L’idée qui en ce moment domine toute l’organisation scolaire en Allemagne est la suivante : préparer une jeunesse résolue à faire tous les sacrifices exigés en vue de réaliser la grandeur du peuple allemand. Servir son pays de tout son être, dans une abnégation complète de soi-même vis-à-vis de la communauté, tel est l’idéal qui lui est proposé : « Le travail pour ton peuple, c’est là ta noblesse. »

 

Ai-je réussi à vous donner un aperçu très sommaire de cette Allemagne nouvelle que nous voyons grandir à nos portes ? Dans un article intitulé Deux Congrès, M. Wladimir d’Ormesson en a fait naguère un tableau saisissant, d’où je détache simplement quelques notations et quelques aspects :

 

Congrès du parti national-socialiste à Nuremberg. Cinq cent mille jeunes gens, tous taillés sur le même modèle, grands, blonds, l’œil bleu, imberbes. Tous vêtus de la même manière : chemise au col ouvert sur la poitrine, bretelles, culottes, jambes nues. Quatre par quatre, ils arrivent par la route, sac au dos, un bâton ferré à la main, ayant parcouru des kilomètres et des kilomètres en chantant, presque religieusement, des hymnes graves. La nuit, ils couchent sous la tente. Une sorte d’immense camp de jeunes athlètes et de croisés… Le Führer est arrivé en avion. Des chants, des prêches, des exercices. Cinquante mille « ouvriers » défilent, la pelle sur l’épaule, et quand ils la présentent au Führer, un prodigieux éclair d’acier claque dans le ciel. L’armée elle-même est mobilisée. Des escadrons manœuvrent. Des artilleurs dressent leurs batteries. Les services techniques télégraphistes, sans-filistes, repéreurs, etc., se multiplient.

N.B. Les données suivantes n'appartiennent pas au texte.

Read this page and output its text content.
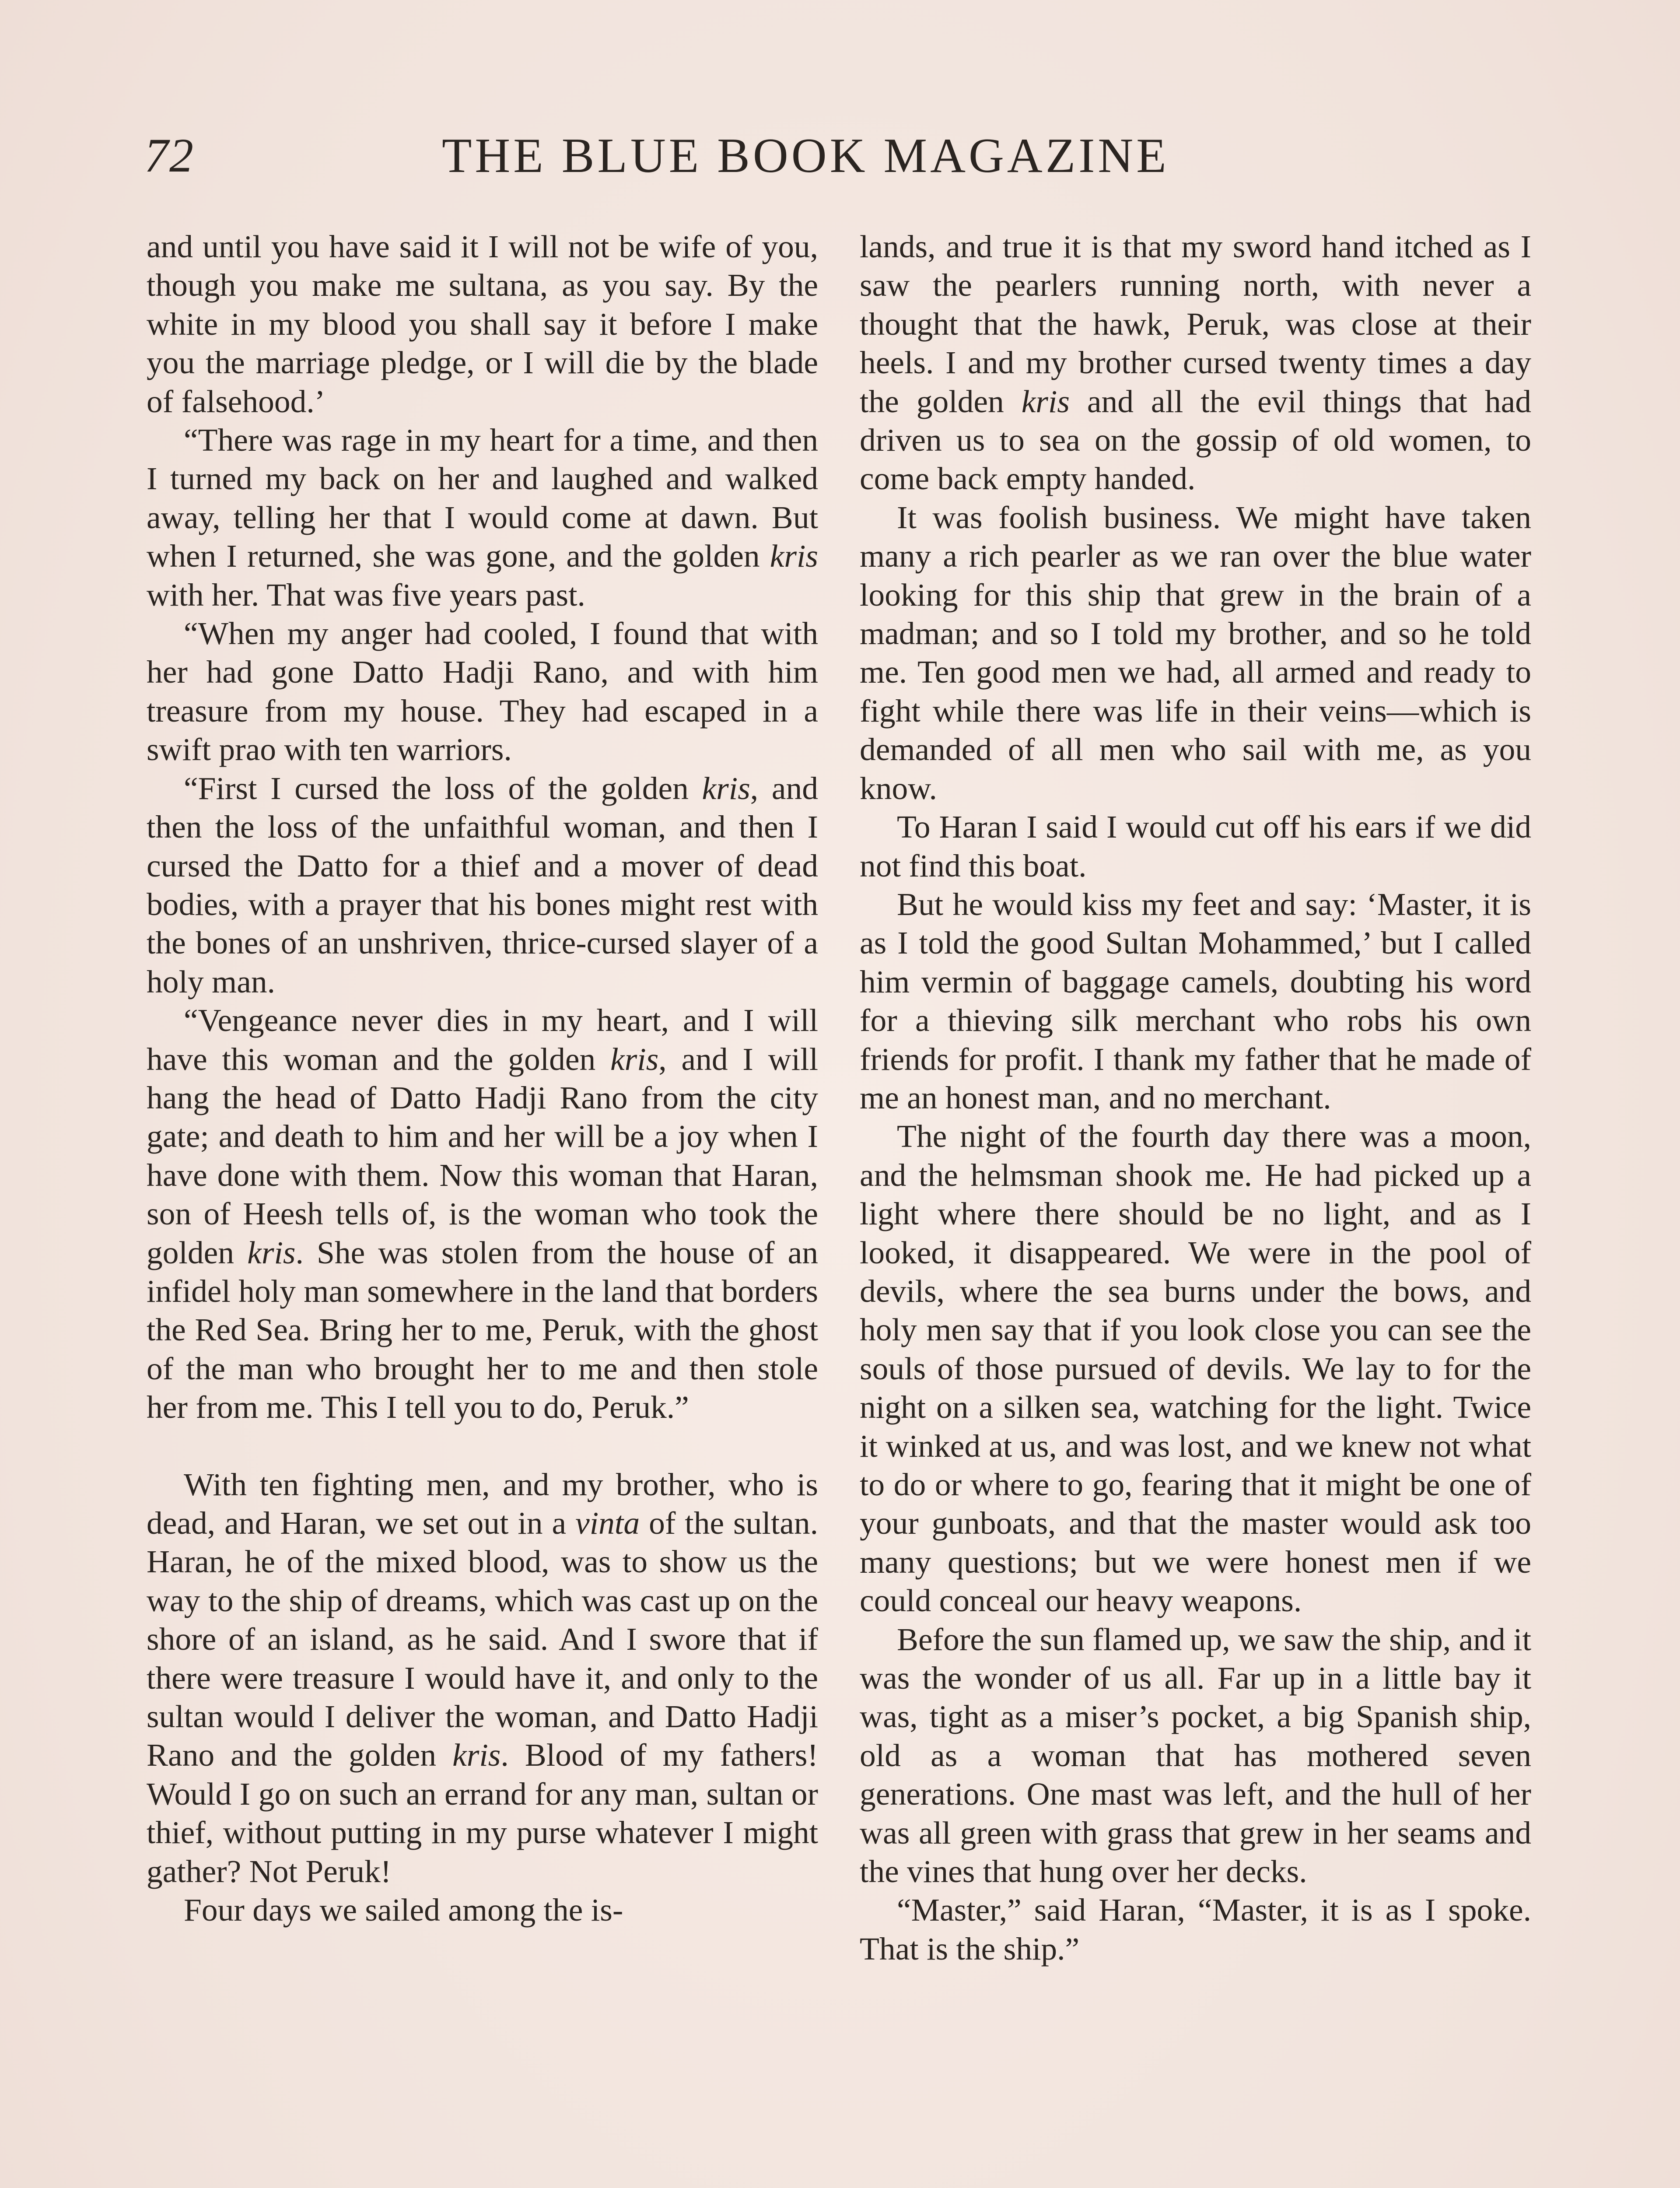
72	THE BLUE BOOK MAGAZINE

and until you have said it I will not be wife of you, though you make me sultana, as you say. By the white in my blood you shall say it before I make you the marriage pledge, or I will die by the blade of falsehood.’

“There was rage in my heart for a time, and then I turned my back on her and laughed and walked away, telling her that I would come at dawn. But when I returned, she was gone, and the golden kris with her. That was five years past.

“When my anger had cooled, I found that with her had gone Datto Hadji Rano, and with him treasure from my house. They had escaped in a swift prao with ten warriors.

“First I cursed the loss of the golden kris, and then the loss of the unfaithful woman, and then I cursed the Datto for a thief and a mover of dead bodies, with a prayer that his bones might rest with the bones of an unshriven, thrice-cursed slayer of a holy man.

“Vengeance never dies in my heart, and I will have this woman and the golden kris, and I will hang the head of Datto Hadji Rano from the city gate; and death to him and her will be a joy when I have done with them. Now this woman that Haran, son of Heesh tells of, is the woman who took the golden kris. She was stolen from the house of an infidel holy man somewhere in the land that borders the Red Sea. Bring her to me, Peruk, with the ghost of the man who brought her to me and then stole her from me. This I tell you to do, Peruk.”

With ten fighting men, and my brother, who is dead, and Haran, we set out in a vinta of the sultan. Haran, he of the mixed blood, was to show us the way to the ship of dreams, which was cast up on the shore of an island, as he said. And I swore that if there were treasure I would have it, and only to the sultan would I deliver the woman, and Datto Hadji Rano and the golden kris. Blood of my fathers! Would I go on such an errand for any man, sultan or thief, without putting in my purse whatever I might gather? Not Peruk!

Four days we sailed among the is-

lands, and true it is that my sword hand itched as I saw the pearlers running north, with never a thought that the hawk, Peruk, was close at their heels. I and my brother cursed twenty times a day the golden kris and all the evil things that had driven us to sea on the gossip of old women, to come back empty handed.

It was foolish business. We might have taken many a rich pearler as we ran over the blue water looking for this ship that grew in the brain of a madman; and so I told my brother, and so he told me. Ten good men we had, all armed and ready to fight while there was life in their veins—which is demanded of all men who sail with me, as you know.

To Haran I said I would cut off his ears if we did not find this boat.

But he would kiss my feet and say: ‘Master, it is as I told the good Sultan Mohammed,’ but I called him vermin of baggage camels, doubting his word for a thieving silk merchant who robs his own friends for profit. I thank my father that he made of me an honest man, and no merchant.

The night of the fourth day there was a moon, and the helmsman shook me. He had picked up a light where there should be no light, and as I looked, it disappeared. We were in the pool of devils, where the sea burns under the bows, and holy men say that if you look close you can see the souls of those pursued of devils. We lay to for the night on a silken sea, watching for the light. Twice it winked at us, and was lost, and we knew not what to do or where to go, fearing that it might be one of your gunboats, and that the master would ask too many questions; but we were honest men if we could conceal our heavy weapons.

Before the sun flamed up, we saw the ship, and it was the wonder of us all. Far up in a little bay it was, tight as a miser’s pocket, a big Spanish ship, old as a woman that has mothered seven generations. One mast was left, and the hull of her was all green with grass that grew in her seams and the vines that hung over her decks.

“Master,” said Haran, “Master, it is as I spoke. That is the ship.”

D’un demi-million de poitrines s’échappe le cri « Heil Hitler ! » et cinq cent mille bras se dressent dans un serment aveugle et sans réserve.

 

Et voici un autre congrès, cette fois quelque part dans une ville française que je ne nommerai pas :

 

Deux mille hommes mûrs. La plupart vieux. Barbiches, moustaches, beaucoup de barbes. Les ventres bedonnants dominent. Peu de muscles. En revanche, trop de lorgnons, vestons noirs, cols mous, bottines. Les militants arrivent par petits paquets, surtout par le train, quelques-uns en auto. Aucun, sans doute, n’a pris l’avion. Et on peut être sûr que pas un seul n’est venu à pied. Avant d’aller siéger, ils s’éparpillent dans les cafés : « Garçon, un byrrh… Pour moi, une limonade »… Puis, dans la salle du Congrès, des discours, des scrutins. Mais aussi des conciliabules, des conspirations, des intrigues. Pourtant, tout s’arrangera au dernier moment, et l’on applaudira le « président ».

 

Entre ces deux Congrès, n’est-ce pas toute l’opposition qu’il y a entre une mystique et une politique ?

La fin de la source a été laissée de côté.